My husband is addicted to Roxies (roxicodene). He stole many things out of my home and pawned them, wrecked 2 cars because he was high and driving (thank goodness that no one was hurt!), punched holes in the walls, lied and manipulated me to no end, and failed a drug test and lost his job. After he did all of these things, I kicked him out because I will not have all of this around my 3 year old son. After I kicked him out, he started shooting up. Not to long after he went into in-paitent rehab which I really pushed him into doing because he didn't have anywhere to live. Since he has been out, things were really good at first. He got his old job back making $19 an hour and everything was awesome. But now I am starting to question if he is using again. He has stayed in bed all day on a few different occasions, not showering as often, acting weird but not like before so I am not sure if it is drugs, and he has called off work on a few Mondays. I think that he is using on Fridays and calling in on Mondays incase his job gives him a drug test, he will be able to pass it. I just dont want to accuse him and push him to think "well she is accusing me of doing it already, might as well go ahead and do it." What should I do? I love him and want him to be in my life but if he is using I just can't do it. I have to put what is best for my son first, and if that means that I have to leave him, I will do what I have to do.
Find the loval Al Anon meeting and get yourself going to the meetings. You must have the support and the right information on how to live with an addict. Clean, sober, or not, we're still addicts. You will be amazed at how much information, help and support there is for people in a position like yours.
Based on what you say it certainly sounds like possible relapse, and please, after all the previous activity you documented here it wouldn't take much for him to relapse, if he ever really stopped, there should or would have been ongoing recovery meetings and efforts. $19.00/hr could work against just as much as for.
That's why it's called rehabilitation, as the habits we indulge for years in our addictions take years to remedy, and that's with a lot of hard work and will-power.
You really need to help yourself right now, do it for your child as well. Best to you, I really hope this will help steer you in the right direction. Blessings.

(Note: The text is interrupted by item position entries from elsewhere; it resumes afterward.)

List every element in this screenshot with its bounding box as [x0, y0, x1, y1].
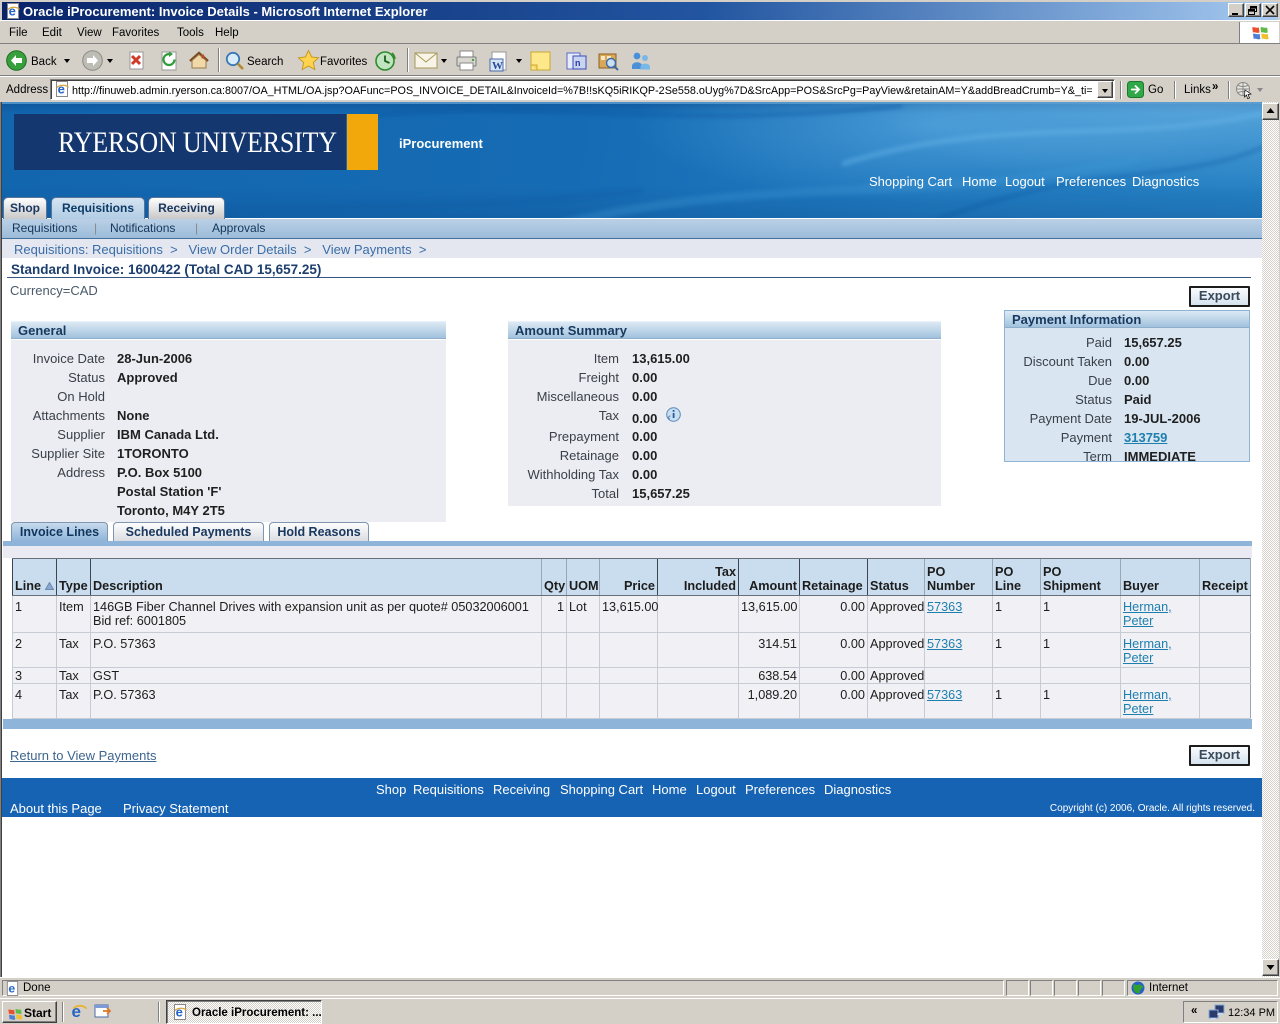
- svg-text:e: e: [176, 1005, 183, 1020]
- svg-text:e: e: [58, 82, 65, 97]
- svg-text:e: e: [8, 982, 15, 996]
- svg-text:n: n: [575, 58, 581, 68]
- svg-text:e: e: [9, 4, 16, 19]
- svg-text:e: e: [72, 1002, 81, 1020]
- svg-text:W: W: [492, 60, 503, 72]
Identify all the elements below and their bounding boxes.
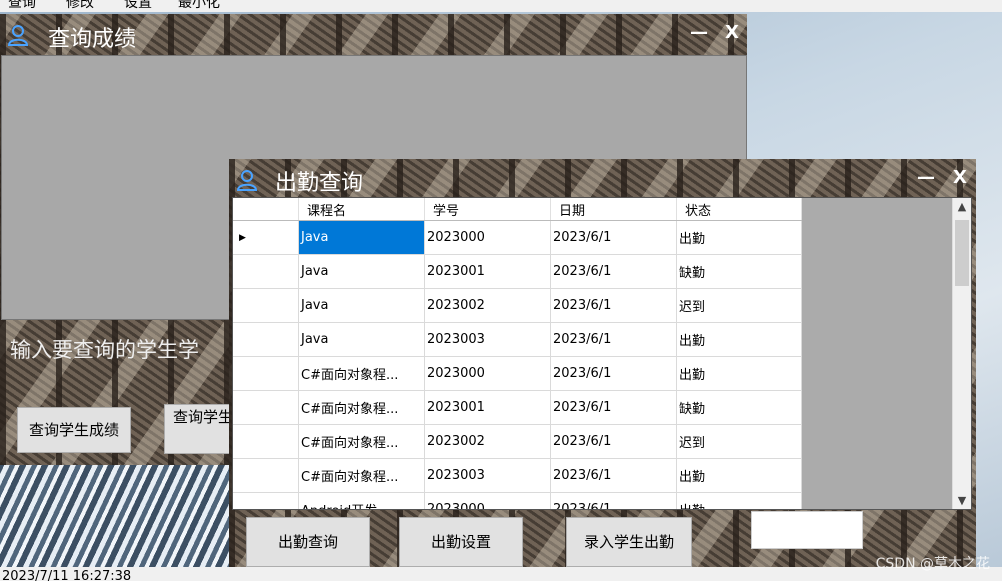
record-attendance-button[interactable]: 录入学生出勤 [566,517,692,567]
cell-student-id[interactable]: 2023003 [424,322,551,357]
attendance-query-window: 出勤查询 — X 课程名 学号 日期 状态 ▶ Java 2023000 2023/6… [229,159,976,567]
cell-student-id[interactable]: 2023002 [424,424,551,459]
scrollbar-thumb[interactable] [955,220,969,286]
cell-date[interactable]: 2023/6/1 [550,356,677,391]
minimize-button[interactable]: — [917,164,935,192]
cell-status[interactable]: 迟到 [676,288,802,323]
cell-date[interactable]: 2023/6/1 [550,458,677,493]
scroll-down-icon[interactable]: ▼ [953,494,971,507]
cell-status[interactable]: 缺勤 [676,390,802,425]
column-header-course[interactable]: 课程名 [298,198,425,221]
attendance-input-box[interactable] [751,511,863,549]
cell-course[interactable]: Java [298,322,425,357]
cell-status[interactable]: 迟到 [676,424,802,459]
column-header-status[interactable]: 状态 [676,198,802,221]
row-header[interactable] [233,254,299,289]
table-row[interactable]: Java 2023001 2023/6/1 缺勤 [233,254,802,289]
cell-course[interactable]: C#面向对象程... [298,458,425,493]
row-header[interactable] [233,288,299,323]
cell-status[interactable]: 出勤 [676,492,802,509]
cell-student-id[interactable]: 2023000 [424,356,551,391]
cell-student-id[interactable]: 2023000 [424,492,551,509]
menu-item-modify[interactable]: 修改 [66,0,94,12]
attendance-settings-button[interactable]: 出勤设置 [399,517,523,567]
attendance-query-button[interactable]: 出勤查询 [246,517,370,567]
row-header[interactable] [233,356,299,391]
table-row[interactable]: C#面向对象程... 2023003 2023/6/1 出勤 [233,458,802,493]
cell-student-id[interactable]: 2023001 [424,254,551,289]
close-button[interactable]: X [953,164,967,192]
table-row[interactable]: ▶ Java 2023000 2023/6/1 出勤 [233,220,802,255]
score-window-titlebar[interactable]: 查询成绩 — X [0,14,747,54]
row-header[interactable] [233,322,299,357]
row-header-corner [233,198,299,221]
score-window-title: 查询成绩 [48,27,137,52]
cell-status[interactable]: 出勤 [676,220,802,255]
student-id-prompt: 输入要查询的学生学 [10,338,199,362]
cell-date[interactable]: 2023/6/1 [550,254,677,289]
table-row[interactable]: C#面向对象程... 2023002 2023/6/1 迟到 [233,424,802,459]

I'm hating to say it but he is showing some suspicious signs. Poor personal hygeine, staying in bed either sleeping off the effects of the drug or because of withdrawals, and missing work are not good signs, as you well know. You can be sure that his work notices that his absenses occur only after the weekend! Is he going to any support groups like Nar-anon? It is very difficult to fully rehabilitate once you are back to the normal pressures of life that cause a person to use without some kind of support. Nar-anon will assign him a sponsor to call when he gets the urge to use and this sponser can help him resist the drug's lure. If he is not going to Nar-anon meetings then perhaps it is time he goes so he remembers why he wanted to be clean in the first place. If he wont go then you should be going to the meetings for families so that you can learn to deal with him and not enable him in any way (not that I think you are but it is easier when you get support from folks who are or have been in your shoes) Once you are going to meetings, encourage him to go too. Relapse is not unusual in addiction. Being a part of a support group really helps a person keep on track with the goals of becoming clean. People there KNOW all the excuses and mind games that an addict uses on himself to justify the reasons for using. Sometimes an addict will think once he is clean that he can use "just a little bit, on occasion" without becoming a full blown addict again. In the majority of cases this is far from the truth. He has to really want to be clean himself and he will have to battle daily for the rest of his life and that can be very overwhelming in the beginning and that is why support is so necessary. Getting detoxed is just the beginning. He has to learn what factors precipitate his use and he has to learn to deal with these issues without drugs. Most users have to totally change their lifestyles and friends to stay clean. I would see if you can get him to go to the meetings just to re-enforce what he learned in rehab rather than accuse him of using again. Hopefully, he realizes he is backsliding and will go without a fuss and start getting some support that is so crucial! If he flat out refuses to do anything then it may be time to leave for the sake of your son. Perhaps that will wake him up again. Good Luck!